The five other countries covered in the research comprised Malaysia, Singapore, Thailand, Vietnam and the Philippines. PurpleClick Media notes that the study may benefit online marketing companies and consumers as well, as the combined value of the six Southeast Asian markets’ digital economies would reach US$200 billion by 2025.
Indonesia’s online population of 119 million would allow it to capture US$81 billion of the six countries’ aggregate e-commerce industry value. The uptick in online traffic in Indonesia would also mean better competition for local players.
Online store MatahariMall.com CEO Said Hadi Wenas said the rise in the country’s digital consumers compels it to find ways in providing locals with the most efficient service, while offering reasonably priced products at the same time.
However, the road to becoming the biggest digital economy in Southeast Asia doesn’t come with challenges. Google Indonesia CEO Tony Kuesgen identified a skilled workforce as the most important requirement for Indonesia to achieve an online marketplace with a US$81 billion value.
The country also needs to address other obstacles such as good Internet and logistics infrastructure, payment schemes and consumer trust, according to the research.
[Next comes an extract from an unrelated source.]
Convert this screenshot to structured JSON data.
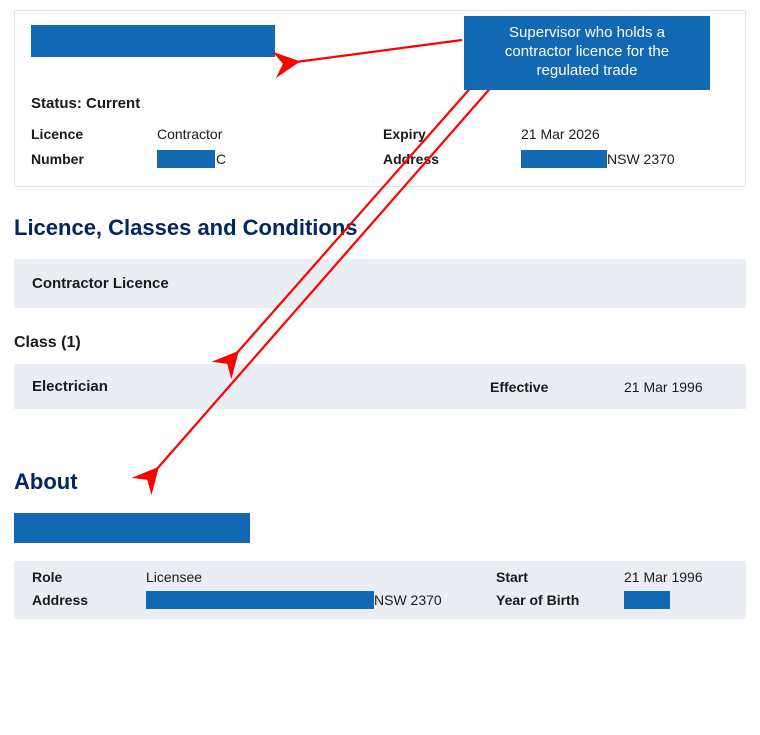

The development of new technology still represents one of the most significant factors for the advancement of online marketing, Forbes reported.
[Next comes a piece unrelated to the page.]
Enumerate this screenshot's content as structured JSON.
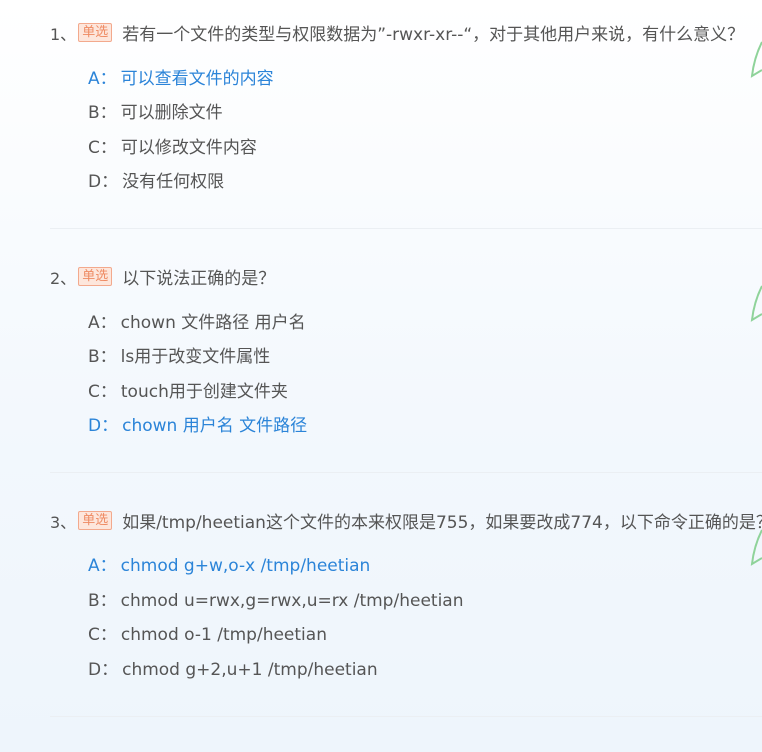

For instance, the popularity of augmented reality has become more evident with the release of the Pokémon Go, despite the AR technology being existent for quite some time now. The gaming app could also serve as a transitional phase for the technology’s relevance in the digital marketing.
Virtual reality also comes to mind in the context of new-age technologies, although it would still take a few more years prior to consumers being able to shop online by flipping through clothes racks, as if they are already in a physical store.